Two of the apartments end in small round balconies, which will surely be some of the most sought-after and intimate spaces in the city, the whole energy of Broadway squeezed between two chunky, ribbed columns into a little circular locus. “In 1966, a year after the Landmarks Commission was formed,” Willis tells me, “the Flatiron was landmarked. It was a no-brainer. But most of the other buildings were municipal, owned by the city, so no one cared that much. But this was commercial. That was different. It preceded the landmarking of the Empire State Building by 30 years.”

However, until recently, the Flatiron had not been much loved inside. A series of reconstructions had left it with a generic commercial interior. “It had been mutilated by dropped ceilings and strip lights and it had become a warren of small rooms,” Sofield says.

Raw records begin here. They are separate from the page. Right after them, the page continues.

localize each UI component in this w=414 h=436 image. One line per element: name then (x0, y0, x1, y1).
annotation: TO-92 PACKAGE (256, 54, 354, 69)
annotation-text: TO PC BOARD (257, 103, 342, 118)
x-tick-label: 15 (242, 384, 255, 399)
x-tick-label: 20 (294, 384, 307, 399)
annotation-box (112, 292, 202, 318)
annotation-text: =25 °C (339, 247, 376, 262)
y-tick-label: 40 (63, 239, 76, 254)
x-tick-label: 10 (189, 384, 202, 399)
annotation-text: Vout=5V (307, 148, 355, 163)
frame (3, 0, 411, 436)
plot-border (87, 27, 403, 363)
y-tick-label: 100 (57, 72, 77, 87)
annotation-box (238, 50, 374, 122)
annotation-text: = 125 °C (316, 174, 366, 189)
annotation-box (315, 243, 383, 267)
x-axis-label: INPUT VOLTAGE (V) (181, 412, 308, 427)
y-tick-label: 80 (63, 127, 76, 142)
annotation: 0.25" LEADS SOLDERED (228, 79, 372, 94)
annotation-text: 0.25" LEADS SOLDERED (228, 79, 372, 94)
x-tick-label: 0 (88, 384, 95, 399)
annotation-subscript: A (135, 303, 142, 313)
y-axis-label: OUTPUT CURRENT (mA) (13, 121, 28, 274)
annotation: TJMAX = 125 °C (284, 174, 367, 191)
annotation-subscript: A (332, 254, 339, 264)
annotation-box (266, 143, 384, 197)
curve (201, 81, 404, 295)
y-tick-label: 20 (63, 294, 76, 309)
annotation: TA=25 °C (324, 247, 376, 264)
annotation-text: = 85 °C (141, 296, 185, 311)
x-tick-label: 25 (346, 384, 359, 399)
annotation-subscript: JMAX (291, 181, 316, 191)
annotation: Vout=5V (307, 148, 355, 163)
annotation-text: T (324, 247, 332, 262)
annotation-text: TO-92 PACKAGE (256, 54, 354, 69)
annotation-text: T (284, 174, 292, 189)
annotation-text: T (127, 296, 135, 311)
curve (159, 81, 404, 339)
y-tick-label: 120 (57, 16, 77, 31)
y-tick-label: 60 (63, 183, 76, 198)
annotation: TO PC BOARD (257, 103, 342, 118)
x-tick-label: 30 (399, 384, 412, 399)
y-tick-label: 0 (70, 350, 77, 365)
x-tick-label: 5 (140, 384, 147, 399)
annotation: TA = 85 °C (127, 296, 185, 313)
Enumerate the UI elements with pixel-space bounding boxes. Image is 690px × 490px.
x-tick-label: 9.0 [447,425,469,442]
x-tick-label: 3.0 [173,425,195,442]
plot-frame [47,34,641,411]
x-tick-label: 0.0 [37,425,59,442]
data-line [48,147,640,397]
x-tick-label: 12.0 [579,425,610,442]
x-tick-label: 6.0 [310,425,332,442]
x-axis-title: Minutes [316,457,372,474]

He is attempting to re-enchant the Flatiron with some of its original detail and elegance. The street-level spaces will become residents’ lobbies and retail spaces; more like they might have been when it opened. A long-defunct revolving door at that prominent corner is being remade so the Flatiron can be entered from the most logical point. He has recycled bits of the old building; balustrades are revived as washbasin legs and there are new hand-clipped mosaic floors (each apartment has its number before the threshold). “Where there is evidence of what came before, we’ve tried to recreate it,” he says. It has been an epic task. Daniel Brodsky, managing partner of building owners The Brodsky Organization, tells me: “There’s always hesitation taking on a landmark building like this. But there’s also an advantage. It has an incredibly special character that makes it worth the pain. Every design decision needs Landmarks to approve it; [architects] Beyer Blinder Belle worked for two years just getting approvals. But when you finish you have something very unique.” We’re sitting in the project office looking over at the Flatiron. Brodsky points across the way and says: “That’s Jeff Bezos over there, he put four apartments together for $150mn. There’s a group of wealthy people who want to be in a convenient place; good transportation, the best restaurants in the city, the park . . . it’s a very easy place to live. You’re surrounded by coolness.”

A couple of decades ago you would not have said that. The neighbourhoods reinvented as Flatiron and NoMad (North of Madison) were shabby, the streets a dirty grid of wholesalers and shuttered stores. When the Flatiron was built, this was the heart of the Ladies’ Mile, the deluxe shopping stretch along Broadway. But it was also, at various times, a toyshop neighbourhood, and a hub of photo processing labs and camera stores (hence, in part, Steiglitz and Steichen), as well as the city’s original Tin Pan Alley. “The neighbourhood was totally debased by the 1980s,” sociologist Sharon Zukin tells me. “There were a few hotels housing homeless people, and a long run of wig stores. You wouldn’t really have a reason to go there.” But “it became one of the first loft living neighbourhoods in the city, even though everyone always thinks of SoHo,” continues Zukin, who wrote her pioneering book Loft Living in 1983. “Then it became one of the city’s first tech districts with start-ups and [venture capital funds]. I was a little surprised the Flatiron wasn’t turned into a huge tech building.” Probably it was just too low tech. White hot when it opened, with hydraulic elevators and a 21st-storey viewing deck, it had become defunct. Twenty years ago the idea of spending $50mn on an apartment in this neighbourhood would have sounded insane (even talking into account rapid inflation). To many, of course, it still does, but for those who can afford it: what price can you put on living in one of the most recognisable buildings in New York? When Alfred Stieglitz’s father asked him why he had photographed this “hideous building”, the photographer replied: “That is the new America. It is to America what the Parthenon is to Greece.”